Need some AI? Post your data onto the blockchain

A new marketplace offering AI solutions can now be found on a blockchain, with the service's launch marked by a competition.
3 April 2018

The Ethereum blockchain is being used to bring together coders and those needing data processed. Source: Pexels

Seattle-based Algorithmia has launched a new service called DanKu, which allows anyone looking to process information via machine learning to post data onto the Ethereum blockchain to find a researcher who can help.

Capable machine learning experts will submit a suggested model, and the DanKu neural network will evaluate each entry and reward the best solution with Ether.

“This will incentivize the creation of better machine learning models, and make AI more accessible to companies and software agents,” the company said in a blog post.

“This is the first time that a neural network has been run entirely on the blockchain. This means that the blockchain doesn’t function only as a public ledger; it can also run the most advanced software in a completely decentralized and trustless manner.
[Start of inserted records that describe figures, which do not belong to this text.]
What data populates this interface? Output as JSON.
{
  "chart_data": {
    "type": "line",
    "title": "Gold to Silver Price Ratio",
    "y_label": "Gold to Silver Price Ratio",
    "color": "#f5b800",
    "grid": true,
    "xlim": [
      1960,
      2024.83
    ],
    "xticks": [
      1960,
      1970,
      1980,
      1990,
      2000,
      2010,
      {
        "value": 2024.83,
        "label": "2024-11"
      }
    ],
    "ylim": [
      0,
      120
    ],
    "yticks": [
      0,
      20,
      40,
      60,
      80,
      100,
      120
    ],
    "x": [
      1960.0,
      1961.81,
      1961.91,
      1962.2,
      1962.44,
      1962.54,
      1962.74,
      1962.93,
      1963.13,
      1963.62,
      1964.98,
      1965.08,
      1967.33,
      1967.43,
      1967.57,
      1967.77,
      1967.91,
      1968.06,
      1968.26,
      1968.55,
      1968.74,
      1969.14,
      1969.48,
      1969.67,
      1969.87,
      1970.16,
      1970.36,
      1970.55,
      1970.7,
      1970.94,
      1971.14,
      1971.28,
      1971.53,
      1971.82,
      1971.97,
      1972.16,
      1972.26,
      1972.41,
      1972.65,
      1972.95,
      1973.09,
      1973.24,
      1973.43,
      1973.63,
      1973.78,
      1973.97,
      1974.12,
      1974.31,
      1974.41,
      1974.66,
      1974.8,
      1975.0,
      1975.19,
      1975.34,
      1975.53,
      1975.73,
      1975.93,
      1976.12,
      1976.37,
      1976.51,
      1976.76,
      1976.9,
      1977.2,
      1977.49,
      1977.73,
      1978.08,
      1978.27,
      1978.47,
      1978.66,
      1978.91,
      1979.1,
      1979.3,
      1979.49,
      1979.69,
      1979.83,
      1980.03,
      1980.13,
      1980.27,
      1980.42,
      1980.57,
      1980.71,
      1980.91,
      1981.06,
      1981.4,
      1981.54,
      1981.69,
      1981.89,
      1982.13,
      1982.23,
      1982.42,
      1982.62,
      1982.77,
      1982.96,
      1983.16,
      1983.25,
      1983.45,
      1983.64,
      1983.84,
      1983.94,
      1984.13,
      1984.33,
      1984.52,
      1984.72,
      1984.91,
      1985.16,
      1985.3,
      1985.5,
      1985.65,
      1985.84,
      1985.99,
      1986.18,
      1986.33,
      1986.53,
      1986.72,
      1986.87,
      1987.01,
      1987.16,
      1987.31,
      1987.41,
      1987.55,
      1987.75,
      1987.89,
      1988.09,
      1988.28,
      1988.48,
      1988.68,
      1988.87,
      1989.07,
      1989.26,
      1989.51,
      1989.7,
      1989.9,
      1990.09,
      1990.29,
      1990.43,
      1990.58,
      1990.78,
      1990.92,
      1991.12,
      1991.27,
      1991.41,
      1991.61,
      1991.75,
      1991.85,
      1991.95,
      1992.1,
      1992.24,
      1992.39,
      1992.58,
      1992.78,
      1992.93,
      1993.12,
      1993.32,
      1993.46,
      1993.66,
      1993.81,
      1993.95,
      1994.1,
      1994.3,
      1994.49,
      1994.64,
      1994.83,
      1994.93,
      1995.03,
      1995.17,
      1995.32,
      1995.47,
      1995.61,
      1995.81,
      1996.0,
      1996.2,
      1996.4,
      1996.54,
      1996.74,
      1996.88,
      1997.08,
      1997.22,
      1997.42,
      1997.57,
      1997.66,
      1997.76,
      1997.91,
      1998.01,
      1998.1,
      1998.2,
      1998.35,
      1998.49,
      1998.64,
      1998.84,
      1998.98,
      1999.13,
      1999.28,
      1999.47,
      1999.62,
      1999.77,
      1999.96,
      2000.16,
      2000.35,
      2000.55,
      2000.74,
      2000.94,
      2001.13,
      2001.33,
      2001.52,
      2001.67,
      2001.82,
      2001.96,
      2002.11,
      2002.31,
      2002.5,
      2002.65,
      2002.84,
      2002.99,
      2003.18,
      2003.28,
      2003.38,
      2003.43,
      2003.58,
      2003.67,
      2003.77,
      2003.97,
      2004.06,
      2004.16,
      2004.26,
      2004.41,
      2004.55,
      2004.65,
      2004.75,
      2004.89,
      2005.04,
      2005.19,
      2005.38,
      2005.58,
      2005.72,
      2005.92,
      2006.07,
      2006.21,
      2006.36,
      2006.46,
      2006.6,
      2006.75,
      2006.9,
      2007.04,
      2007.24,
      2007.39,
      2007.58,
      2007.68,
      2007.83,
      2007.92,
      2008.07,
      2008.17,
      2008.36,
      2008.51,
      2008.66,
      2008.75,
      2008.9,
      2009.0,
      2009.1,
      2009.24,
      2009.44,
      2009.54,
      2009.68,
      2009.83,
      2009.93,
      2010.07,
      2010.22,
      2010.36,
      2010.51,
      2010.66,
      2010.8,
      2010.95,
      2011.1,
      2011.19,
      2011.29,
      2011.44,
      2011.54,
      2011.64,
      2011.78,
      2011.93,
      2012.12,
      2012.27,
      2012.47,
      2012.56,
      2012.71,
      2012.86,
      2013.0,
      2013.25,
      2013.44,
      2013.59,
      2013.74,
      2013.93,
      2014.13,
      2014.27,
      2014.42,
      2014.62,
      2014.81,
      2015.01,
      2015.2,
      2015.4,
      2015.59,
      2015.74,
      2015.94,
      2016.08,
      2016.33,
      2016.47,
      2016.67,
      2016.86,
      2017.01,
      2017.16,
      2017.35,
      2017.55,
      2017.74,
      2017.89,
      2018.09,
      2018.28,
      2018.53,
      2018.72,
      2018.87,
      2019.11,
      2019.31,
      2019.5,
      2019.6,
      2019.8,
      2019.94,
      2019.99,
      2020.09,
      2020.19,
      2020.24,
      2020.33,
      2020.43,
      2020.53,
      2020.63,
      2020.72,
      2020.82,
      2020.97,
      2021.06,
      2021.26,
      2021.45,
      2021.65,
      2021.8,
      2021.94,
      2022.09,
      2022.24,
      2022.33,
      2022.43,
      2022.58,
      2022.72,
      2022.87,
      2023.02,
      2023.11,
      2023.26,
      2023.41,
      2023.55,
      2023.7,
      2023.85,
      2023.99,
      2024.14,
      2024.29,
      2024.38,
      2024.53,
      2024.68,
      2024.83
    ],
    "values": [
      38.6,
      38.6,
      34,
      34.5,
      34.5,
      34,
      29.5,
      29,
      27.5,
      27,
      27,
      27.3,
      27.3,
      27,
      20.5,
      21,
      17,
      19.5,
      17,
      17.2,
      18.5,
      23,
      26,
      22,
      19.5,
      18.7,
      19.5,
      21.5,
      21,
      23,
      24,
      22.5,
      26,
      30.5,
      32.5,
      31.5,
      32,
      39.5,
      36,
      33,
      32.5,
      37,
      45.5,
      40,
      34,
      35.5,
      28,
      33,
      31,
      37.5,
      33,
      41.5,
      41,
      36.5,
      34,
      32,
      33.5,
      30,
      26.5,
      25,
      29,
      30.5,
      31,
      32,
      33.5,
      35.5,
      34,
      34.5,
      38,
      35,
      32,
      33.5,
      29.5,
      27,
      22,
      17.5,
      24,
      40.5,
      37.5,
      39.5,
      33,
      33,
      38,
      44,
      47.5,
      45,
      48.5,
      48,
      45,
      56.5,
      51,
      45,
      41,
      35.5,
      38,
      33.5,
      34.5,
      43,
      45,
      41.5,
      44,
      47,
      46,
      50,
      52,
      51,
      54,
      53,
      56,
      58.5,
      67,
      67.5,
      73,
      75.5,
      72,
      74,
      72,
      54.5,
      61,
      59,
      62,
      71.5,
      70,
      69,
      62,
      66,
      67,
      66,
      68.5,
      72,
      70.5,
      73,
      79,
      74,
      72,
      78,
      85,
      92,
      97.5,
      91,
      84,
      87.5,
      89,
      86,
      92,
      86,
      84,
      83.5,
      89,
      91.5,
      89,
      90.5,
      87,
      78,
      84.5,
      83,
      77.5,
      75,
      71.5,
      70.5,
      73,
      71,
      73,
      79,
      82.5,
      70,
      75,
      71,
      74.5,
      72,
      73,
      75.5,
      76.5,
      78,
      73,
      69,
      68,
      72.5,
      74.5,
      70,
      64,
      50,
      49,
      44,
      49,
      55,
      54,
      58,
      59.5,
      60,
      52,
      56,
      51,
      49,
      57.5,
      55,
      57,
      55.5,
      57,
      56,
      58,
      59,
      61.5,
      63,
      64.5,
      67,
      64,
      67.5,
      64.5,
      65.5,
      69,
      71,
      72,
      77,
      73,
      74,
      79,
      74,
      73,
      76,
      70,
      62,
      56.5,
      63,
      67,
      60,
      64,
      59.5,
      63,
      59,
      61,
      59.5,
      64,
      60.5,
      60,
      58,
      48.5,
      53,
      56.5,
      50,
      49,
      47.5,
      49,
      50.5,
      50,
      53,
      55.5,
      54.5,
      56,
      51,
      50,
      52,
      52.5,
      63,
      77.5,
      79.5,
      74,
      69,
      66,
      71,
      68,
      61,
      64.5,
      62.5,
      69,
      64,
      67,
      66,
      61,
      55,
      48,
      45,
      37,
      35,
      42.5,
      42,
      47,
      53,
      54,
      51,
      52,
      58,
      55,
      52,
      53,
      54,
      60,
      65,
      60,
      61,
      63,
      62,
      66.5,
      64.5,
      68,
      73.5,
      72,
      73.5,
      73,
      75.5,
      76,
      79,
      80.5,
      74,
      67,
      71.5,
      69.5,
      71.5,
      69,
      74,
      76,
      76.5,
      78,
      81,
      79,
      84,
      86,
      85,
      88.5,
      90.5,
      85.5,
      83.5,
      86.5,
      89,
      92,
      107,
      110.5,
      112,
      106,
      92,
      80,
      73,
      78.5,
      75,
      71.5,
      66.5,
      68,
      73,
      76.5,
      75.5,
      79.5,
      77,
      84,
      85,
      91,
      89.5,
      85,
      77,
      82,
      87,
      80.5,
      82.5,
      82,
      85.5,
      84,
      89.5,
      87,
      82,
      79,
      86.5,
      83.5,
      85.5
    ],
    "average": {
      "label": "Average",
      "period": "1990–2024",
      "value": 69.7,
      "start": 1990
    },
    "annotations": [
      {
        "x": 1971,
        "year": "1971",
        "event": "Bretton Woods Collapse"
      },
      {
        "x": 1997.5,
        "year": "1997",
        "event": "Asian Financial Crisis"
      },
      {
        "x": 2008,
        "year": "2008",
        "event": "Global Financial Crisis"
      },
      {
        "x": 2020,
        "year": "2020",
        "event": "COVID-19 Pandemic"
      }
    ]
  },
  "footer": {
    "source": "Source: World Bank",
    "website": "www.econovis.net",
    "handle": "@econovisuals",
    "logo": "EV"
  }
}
While many new blockchain technologies are taking advantage of the hot market for ICOs, Algorithmia’s DanKu protocol adds value to the existing Ethereum blockchain.”

Because of the open nature of the blockchain, each step of the process is open to scrutiny from all parties, removing the need for involvement of a third party – required even in Algorithmia’s existing marketplace.

The marketplace currently boasts in excess of 4,500 ML/AI models and 60,000 active users.

Algorithmia specializes in offering serverless AI computing which can be used to deploy complex machine learning algorithms in a more scalable fashion. Automatically-generated RESTful APIs are generated, and users pay by the second for service use, at levels determined by their requirements.

Part of Algorithmia’s credo is to take machine learning expertise out of the sphere of large IT companies who currently have the resources (i.e., powerful servers plus expert staff) to use the technology, and place it onto a blockchain platform, with serverless CPU/GPU power available for data processing.

The new blockchain-based, open market system for expertise can be trialed by interested parties, who can take part in a competition to predict the winner of a US County election using 2016 electoral return data. DanKu will evaluate each model on its submission and the prize for the winner is five Ether.

Algorithmia is something of a bright light in the AI industry, having received US$10.5 million series A funding from Google’s AI investment outfit in 2017.

Algorithms and models on Algorithmia include research from MIT, University of Washington, Carnegie Mellon University, University of California Berkeley, Caltech, the University of Texas at Austin, University of Tokyo and University of Toronto.